Majör depresyon veya bipolar bozukluk adı verilen  duygudurum bozuklukları, sanrılar, halüsinasyonlar veya her ikisi ile birlikte maternal psikozun en yaygın nedenidir. Sanrılar bebek merkezli olduğunda özellikle tehlikelidir. Doğum sonrası depresyonu olan birçok anne bebeğe zarar vereceğinden korkmaktadır. Çok sık görülmemekle birlikte, kadın psikotikse risk daha fazladır. Psikotik postpartum depresyon geçiren bir kadın, başka çocukların doğumundan sonra benzer sorunlara sahip olabilir.

Çocuk Üzerindeki Etkileri

Annenin bu depresyon durumu, çocuğuyla ilgili endişelerinin bir kısmını gerçekçi kılabilir. Bebekler, annelerinin üzüntüsüne, sessizliğine ve dikkatsizliğine son derece duyarlıdır. Bir araştırmada, 3 aylık bebeklerin annelerinden, üç dakika boyunca depresyon simülasyonu yapmaları istendi. Anneler bu süreçte monoton konuştular, ifadesiz kaldılar ve çocuğa dokunmaktan kaçındılar. Bu bize gösteriyor ki bu yaşlarda bile bebekler, annelerinin görünürdeki duygu durumundaki geçici değişikliklere cevap verebilmektedirler. Araştırma sonucunda bebekler, annelerinden uzak durdular ve anneler normal davranmaya başladıktan sonra bile bir süre devam eden sıkıntı belirtileri gösterdiler.
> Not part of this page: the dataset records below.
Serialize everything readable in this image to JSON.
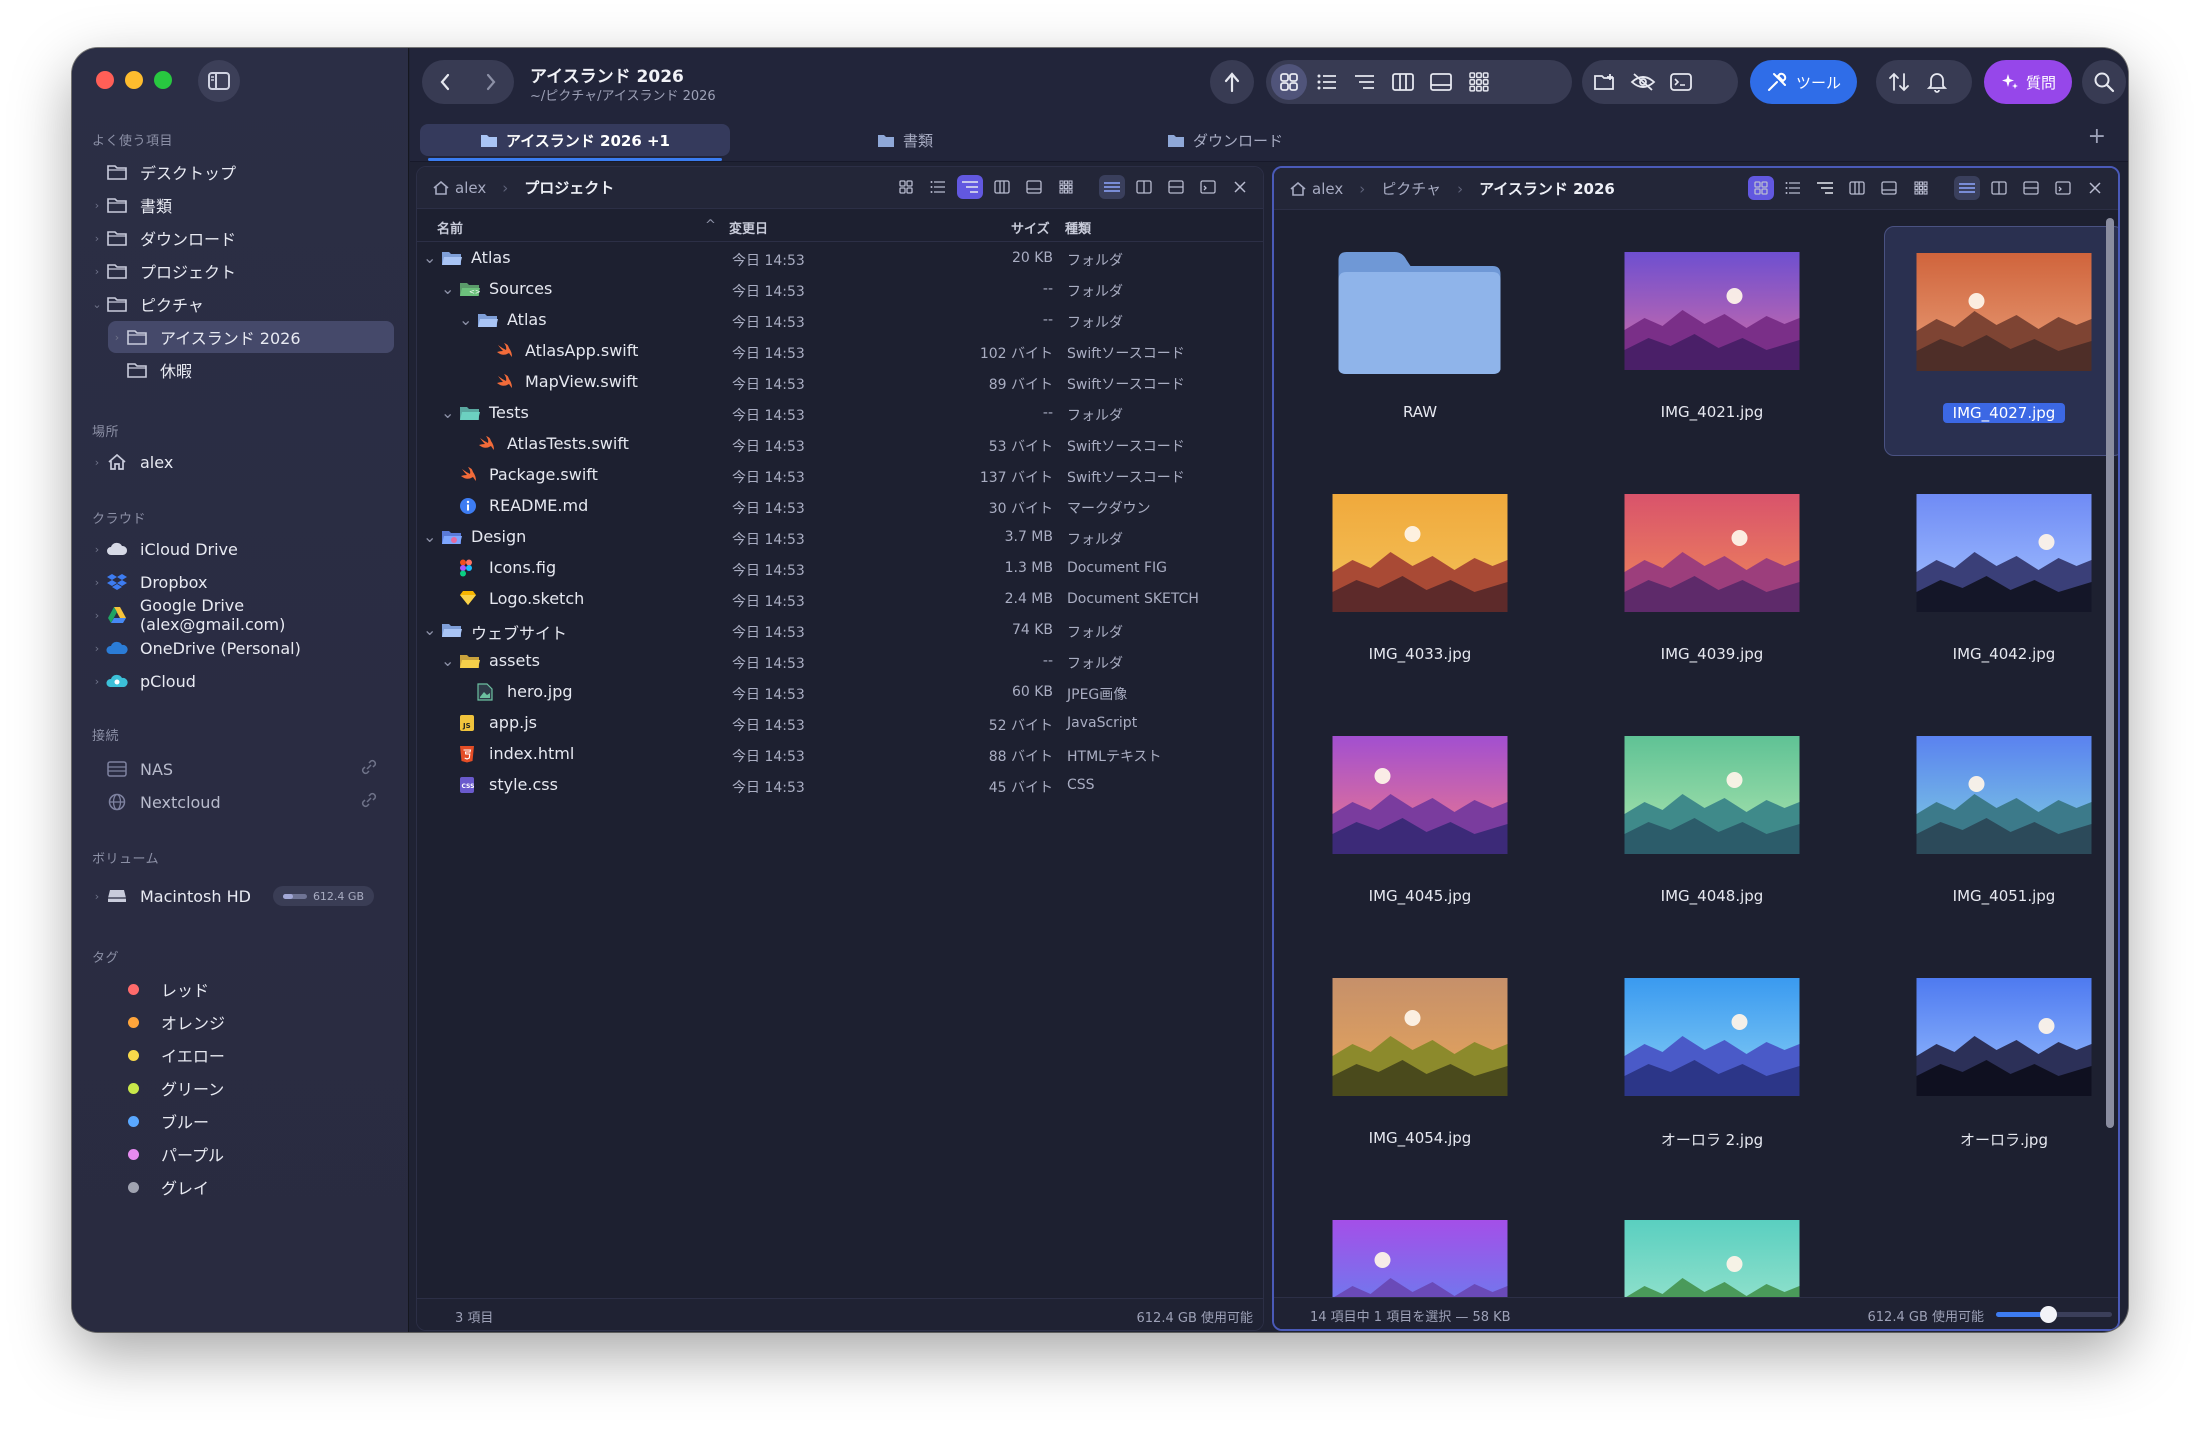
{
  "window": {
    "title": "アイスランド 2026",
    "path": "~/ピクチャ/アイスランド 2026"
  },
  "sidebar": {
    "favorites_title": "よく使う項目",
    "favorites": [
      {
        "label": "デスクトップ",
        "icon": "folder-icon"
      },
      {
        "label": "書類",
        "icon": "folder-icon"
      },
      {
        "label": "ダウンロード",
        "icon": "folder-icon"
      },
      {
        "label": "プロジェクト",
        "icon": "folder-icon"
      },
      {
        "label": "ピクチャ",
        "icon": "folder-icon"
      },
      {
        "label": "アイスランド 2026",
        "icon": "folder-icon"
      },
      {
        "label": "休暇",
        "icon": "folder-icon"
      }
    ],
    "places_title": "場所",
    "places": [
      {
        "label": "alex",
        "icon": "home-icon"
      }
    ],
    "cloud_title": "クラウド",
    "cloud": [
      {
        "label": "iCloud Drive",
        "icon": "cloud-icon"
      },
      {
        "label": "Dropbox",
        "icon": "dropbox-icon"
      },
      {
        "label": "Google Drive (alex@gmail.com)",
        "icon": "google-drive-icon"
      },
      {
        "label": "OneDrive (Personal)",
        "icon": "onedrive-icon"
      },
      {
        "label": "pCloud",
        "icon": "pcloud-icon"
      }
    ],
    "connections_title": "接続",
    "connections": [
      {
        "label": "NAS",
        "icon": "nas-icon"
      },
      {
        "label": "Nextcloud",
        "icon": "globe-icon"
      }
    ],
    "volumes_title": "ボリューム",
    "volume": {
      "label": "Macintosh HD",
      "free": "612.4 GB",
      "used_fraction": 0.4
    },
    "tags_title": "タグ",
    "tags": [
      {
        "label": "レッド",
        "color": "#ff6b6b"
      },
      {
        "label": "オレンジ",
        "color": "#ffa53b"
      },
      {
        "label": "イエロー",
        "color": "#f7d84b"
      },
      {
        "label": "グリーン",
        "color": "#c9e84a"
      },
      {
        "label": "ブルー",
        "color": "#5aa8ff"
      },
      {
        "label": "パープル",
        "color": "#e68bf0"
      },
      {
        "label": "グレイ",
        "color": "#a0a3b1"
      }
    ]
  },
  "toolbar": {
    "tools_label": "ツール",
    "ask_label": "質問"
  },
  "tabs": [
    {
      "label": "アイスランド 2026 +1",
      "active": true
    },
    {
      "label": "書類",
      "active": false
    },
    {
      "label": "ダウンロード",
      "active": false
    }
  ],
  "left_pane": {
    "breadcrumb": {
      "root": "alex",
      "current": "プロジェクト"
    },
    "columns": {
      "name": "名前",
      "date": "変更日",
      "size": "サイズ",
      "kind": "種類"
    },
    "rows": [
      {
        "name": "Atlas",
        "date": "今日 14:53",
        "size": "20 KB",
        "kind": "フォルダ",
        "depth": 0,
        "type": "folder-open",
        "expand": "open"
      },
      {
        "name": "Sources",
        "date": "今日 14:53",
        "size": "--",
        "kind": "フォルダ",
        "depth": 1,
        "type": "folder-code",
        "expand": "open"
      },
      {
        "name": "Atlas",
        "date": "今日 14:53",
        "size": "--",
        "kind": "フォルダ",
        "depth": 2,
        "type": "folder-open",
        "expand": "open"
      },
      {
        "name": "AtlasApp.swift",
        "date": "今日 14:53",
        "size": "102 バイト",
        "kind": "Swiftソースコード",
        "depth": 3,
        "type": "swift"
      },
      {
        "name": "MapView.swift",
        "date": "今日 14:53",
        "size": "89 バイト",
        "kind": "Swiftソースコード",
        "depth": 3,
        "type": "swift"
      },
      {
        "name": "Tests",
        "date": "今日 14:53",
        "size": "--",
        "kind": "フォルダ",
        "depth": 1,
        "type": "folder-test",
        "expand": "open"
      },
      {
        "name": "AtlasTests.swift",
        "date": "今日 14:53",
        "size": "53 バイト",
        "kind": "Swiftソースコード",
        "depth": 2,
        "type": "swift"
      },
      {
        "name": "Package.swift",
        "date": "今日 14:53",
        "size": "137 バイト",
        "kind": "Swiftソースコード",
        "depth": 1,
        "type": "swift"
      },
      {
        "name": "README.md",
        "date": "今日 14:53",
        "size": "30 バイト",
        "kind": "マークダウン",
        "depth": 1,
        "type": "info"
      },
      {
        "name": "Design",
        "date": "今日 14:53",
        "size": "3.7 MB",
        "kind": "フォルダ",
        "depth": 0,
        "type": "folder-design",
        "expand": "open"
      },
      {
        "name": "Icons.fig",
        "date": "今日 14:53",
        "size": "1.3 MB",
        "kind": "Document FIG",
        "depth": 1,
        "type": "figma"
      },
      {
        "name": "Logo.sketch",
        "date": "今日 14:53",
        "size": "2.4 MB",
        "kind": "Document SKETCH",
        "depth": 1,
        "type": "sketch"
      },
      {
        "name": "ウェブサイト",
        "date": "今日 14:53",
        "size": "74 KB",
        "kind": "フォルダ",
        "depth": 0,
        "type": "folder-open",
        "expand": "open"
      },
      {
        "name": "assets",
        "date": "今日 14:53",
        "size": "--",
        "kind": "フォルダ",
        "depth": 1,
        "type": "folder-yellow",
        "expand": "open"
      },
      {
        "name": "hero.jpg",
        "date": "今日 14:53",
        "size": "60 KB",
        "kind": "JPEG画像",
        "depth": 2,
        "type": "image"
      },
      {
        "name": "app.js",
        "date": "今日 14:53",
        "size": "52 バイト",
        "kind": "JavaScript",
        "depth": 1,
        "type": "js"
      },
      {
        "name": "index.html",
        "date": "今日 14:53",
        "size": "88 バイト",
        "kind": "HTMLテキスト",
        "depth": 1,
        "type": "html"
      },
      {
        "name": "style.css",
        "date": "今日 14:53",
        "size": "45 バイト",
        "kind": "CSS",
        "depth": 1,
        "type": "css"
      }
    ],
    "status_left": "3 項目",
    "status_right": "612.4 GB 使用可能"
  },
  "right_pane": {
    "breadcrumb": {
      "root": "alex",
      "middle": "ピクチャ",
      "current": "アイスランド 2026"
    },
    "items": [
      {
        "name": "RAW",
        "type": "folder"
      },
      {
        "name": "IMG_4021.jpg",
        "type": "image",
        "colors": [
          "#6e4fd0",
          "#d66ea5"
        ],
        "hill": "#7a2f88",
        "hill2": "#4a1f68"
      },
      {
        "name": "IMG_4027.jpg",
        "type": "image",
        "colors": [
          "#d0643c",
          "#e9a07a"
        ],
        "hill": "#7e4433",
        "hill2": "#4e2e28",
        "selected": true
      },
      {
        "name": "IMG_4033.jpg",
        "type": "image",
        "colors": [
          "#f0a93c",
          "#f4c35a"
        ],
        "hill": "#a94a35",
        "hill2": "#5d2a2a"
      },
      {
        "name": "IMG_4039.jpg",
        "type": "image",
        "colors": [
          "#d9536b",
          "#f08a5a"
        ],
        "hill": "#9c3e7c",
        "hill2": "#5e2a6a"
      },
      {
        "name": "IMG_4042.jpg",
        "type": "image",
        "colors": [
          "#6f8bf5",
          "#a5c3ff"
        ],
        "hill": "#3a3f78",
        "hill2": "#141628"
      },
      {
        "name": "IMG_4045.jpg",
        "type": "image",
        "colors": [
          "#a24fd0",
          "#f07a8a"
        ],
        "hill": "#7a3c9e",
        "hill2": "#3c2a78"
      },
      {
        "name": "IMG_4048.jpg",
        "type": "image",
        "colors": [
          "#5fc295",
          "#b0e6b0"
        ],
        "hill": "#3f8a8a",
        "hill2": "#2c5c6a"
      },
      {
        "name": "IMG_4051.jpg",
        "type": "image",
        "colors": [
          "#5a82f0",
          "#7fd0e0"
        ],
        "hill": "#3c7a8a",
        "hill2": "#2c4a5a"
      },
      {
        "name": "IMG_4054.jpg",
        "type": "image",
        "colors": [
          "#c6906a",
          "#e8a65a"
        ],
        "hill": "#8c8a2c",
        "hill2": "#4a4a1c"
      },
      {
        "name": "オーロラ 2.jpg",
        "type": "image",
        "colors": [
          "#3a9af0",
          "#8ad0f5"
        ],
        "hill": "#4a5ac8",
        "hill2": "#2c3688"
      },
      {
        "name": "オーロラ.jpg",
        "type": "image",
        "colors": [
          "#4e7af0",
          "#9ac0ff"
        ],
        "hill": "#2c3058",
        "hill2": "#0f1020"
      },
      {
        "name": "",
        "type": "image",
        "colors": [
          "#a44fe8",
          "#5a8af0"
        ],
        "hill": "#6a4ab8",
        "hill2": "#3a2a88"
      },
      {
        "name": "",
        "type": "image",
        "colors": [
          "#5acfc0",
          "#a6e8d0"
        ],
        "hill": "#4a9a5a",
        "hill2": "#2c6a3a"
      }
    ],
    "status_left": "14 項目中 1 項目を選択 — 58 KB",
    "status_right": "612.4 GB 使用可能",
    "zoom": 0.45
  }
}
Uzun vadede, çocuk gelişimi etkilenebilir. Genel olarak depresif anne babaların çocukları depresyona karşı oldukça savunmasızdır ve doğum sonrası depresyonu olan annelerin çocukları için uzun süreli uyum bazen bir sorundur. Bir çalışmada, doğum sonrası depresyonu olan 55 kadının çocukları (doğumdan sonraki birkaç ay içinde ve beş yıllık bir süre boyunca), 40 sağlıklı kadının çocuklarıyla karşılaştırıldı. Bu araştırma için öğretmenlerin raporları kullanılmıştır. En çok düşük sınıf ailelerden gelen çocuklar etkilendi. Bu grupta, araştırmacılar klinik olarak anlamlı davranış problemlerini (özellikle hiperaktivite ve dikkat dağınıklığı) ortalamadan yüksek bulmuştur.

İlaç Tedavisi

Antidepresan ilaçlar hamilelik esnasında ve doğumdan sonra depresyon için standart bir tedavi yöntemidir, ancak birçok anne ve anne adayı ilaçların çocuk üzerindeki etkileri konusunda endişelidir. Bazı potansiyel riskleri şu şekilde sıralayabiliriz; doğum kusurları, yeni doğan toksisitesi (titreme, beslenme zorluğu ve düzensiz kalp atışı veya solunum sıkıntıları) ve uzun süreli bilişsel, duygusal veya davranışsal etkilerdir.

Antidepresan alan bazı kadınlar, çocuk sahibi olmadan önce ilaç kullanımını bırakmak isteyebilir. Hamile veya emzirirken depresyona giren bazı anneler ise ilaç kullanmamayı tercih edebilir.Bu durum, depresyonun ne kadar şiddetli olduğu ve hem anne hem de çocuğun semptomlarıyla ne kadar iyi baş edebileceğine bağlıdır. Hamile ve emziren anneler, uzun süreli depresyonun hem kendileri hem de çocukları için ilaç yan etkilerinden daha riskli olabileceğinin farkında olmalıdırlar.